The opening of the Open Ocean Whakatōhea mussel factory provided her an opportunity to join a training programme which would open a door for permanent work. “I saw what was on offer. I wanted to gain more work experience and be part of the history of the new factory.”

Helena, Whakatōhea, who had a forklift operator license, completed the Tuapapa Programme and secured a role as a forklift and logistics operator at the factory. Working with another Tuapapa graduate, her tasks include logistics management, loading, traceability, distribution and the labelling and administration required to ensure mussels are delivered to the correct destinations.

It’s a challenging role and she loves the variety. “We do multiple jobs and we are quite busy and its good because it keeps me going.”

Helena says the opportunity has taken her from relying on seasonal and weather dependent orchard work to a good stable income for raising her son. “He has a brighter future now.”

She says the Tuapapa Programme, developed in a partnership between Te Pou Oranga o Whakatōhea and Primary ITO, is helping to transform lives and creating opportunities for many people.

Helena says she has seen others grow in confidence from joining the programme and getting a job, and that some have been able to enter the workforce after many years of being unemployed.

Open Ocean Whakatōhea operations manager Amelia Austin, Ngāti Tūwharetoa, says young people like Helena are flourishing in the company and agrees that the opportunities are life-changing for many.

“We have had many people move back home here because of the employment opportunities. They end up bringing their cousins and their siblings and they are also working here.” 

Amelia says having a job and earning money has given young people freedom to live in a different way. “For example, they can go out and buy a pair of shoes. One of them has even saved up and bought a car.”

Amelia says she is particularly proud of a current cohort who are studying towards their Level 3 qualification. “They are our little superstars and are now all in leadership roles.
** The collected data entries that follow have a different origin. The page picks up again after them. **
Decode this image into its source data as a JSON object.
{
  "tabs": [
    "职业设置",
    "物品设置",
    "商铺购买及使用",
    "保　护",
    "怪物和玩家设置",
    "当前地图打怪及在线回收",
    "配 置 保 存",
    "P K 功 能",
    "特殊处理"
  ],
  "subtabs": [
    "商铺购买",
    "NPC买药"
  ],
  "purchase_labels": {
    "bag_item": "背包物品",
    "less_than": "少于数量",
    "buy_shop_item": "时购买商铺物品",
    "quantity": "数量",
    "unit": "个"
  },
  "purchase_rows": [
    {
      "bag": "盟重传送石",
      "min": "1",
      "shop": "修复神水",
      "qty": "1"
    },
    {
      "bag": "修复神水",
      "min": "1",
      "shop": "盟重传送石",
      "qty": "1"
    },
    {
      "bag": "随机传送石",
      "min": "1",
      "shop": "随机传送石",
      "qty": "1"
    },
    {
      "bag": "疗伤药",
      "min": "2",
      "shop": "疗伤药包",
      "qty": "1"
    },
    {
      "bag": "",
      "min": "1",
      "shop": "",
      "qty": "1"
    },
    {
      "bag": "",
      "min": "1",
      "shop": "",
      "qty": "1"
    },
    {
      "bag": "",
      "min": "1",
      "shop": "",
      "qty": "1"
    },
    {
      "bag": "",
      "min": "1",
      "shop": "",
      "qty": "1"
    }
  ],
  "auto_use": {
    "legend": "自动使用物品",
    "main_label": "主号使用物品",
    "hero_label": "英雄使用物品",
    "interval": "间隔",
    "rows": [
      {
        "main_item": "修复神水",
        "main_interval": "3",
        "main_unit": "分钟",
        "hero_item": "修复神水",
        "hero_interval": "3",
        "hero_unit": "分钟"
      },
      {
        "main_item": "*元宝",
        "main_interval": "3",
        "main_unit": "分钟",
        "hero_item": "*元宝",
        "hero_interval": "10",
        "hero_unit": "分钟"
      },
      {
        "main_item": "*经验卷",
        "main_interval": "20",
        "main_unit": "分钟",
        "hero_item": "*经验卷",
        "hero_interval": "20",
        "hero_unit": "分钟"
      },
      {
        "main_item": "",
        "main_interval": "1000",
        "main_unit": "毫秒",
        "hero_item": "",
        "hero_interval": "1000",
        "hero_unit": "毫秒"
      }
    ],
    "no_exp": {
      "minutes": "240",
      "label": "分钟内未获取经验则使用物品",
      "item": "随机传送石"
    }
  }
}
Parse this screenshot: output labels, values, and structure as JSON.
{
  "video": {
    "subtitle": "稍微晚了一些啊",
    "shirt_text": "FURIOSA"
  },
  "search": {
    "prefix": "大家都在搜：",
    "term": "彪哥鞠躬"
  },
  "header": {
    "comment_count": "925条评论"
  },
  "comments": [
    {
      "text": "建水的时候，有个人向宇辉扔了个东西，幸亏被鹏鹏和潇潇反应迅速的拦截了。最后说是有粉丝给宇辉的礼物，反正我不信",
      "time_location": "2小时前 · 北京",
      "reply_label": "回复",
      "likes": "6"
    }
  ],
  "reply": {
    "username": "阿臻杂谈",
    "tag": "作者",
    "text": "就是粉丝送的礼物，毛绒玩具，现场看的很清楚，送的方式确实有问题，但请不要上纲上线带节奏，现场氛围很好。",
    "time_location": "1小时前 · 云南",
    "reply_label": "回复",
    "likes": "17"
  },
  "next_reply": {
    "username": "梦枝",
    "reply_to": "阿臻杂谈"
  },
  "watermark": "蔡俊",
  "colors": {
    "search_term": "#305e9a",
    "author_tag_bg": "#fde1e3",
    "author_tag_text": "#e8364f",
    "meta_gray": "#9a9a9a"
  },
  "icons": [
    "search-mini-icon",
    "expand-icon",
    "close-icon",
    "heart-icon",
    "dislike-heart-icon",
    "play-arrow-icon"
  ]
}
They have been given a chance and they have picked it up and taken it.”

Some of the roles are not easy and they have stepped up. “That is really satisfying for me. I am very proud of them and I’m pretty sure the whanau are proud as well.”

For Helena, a Bay of Plenty women’s rugby representative, being able to stay in her home community and thrive means she can also give back to her community. A young leader in the community, Helena coaches children in Rippa rugby and the local under 15 college rugby team.

“I want to get the young ones out there and get them involved and I like helping women’s rugby any way possible that I can.”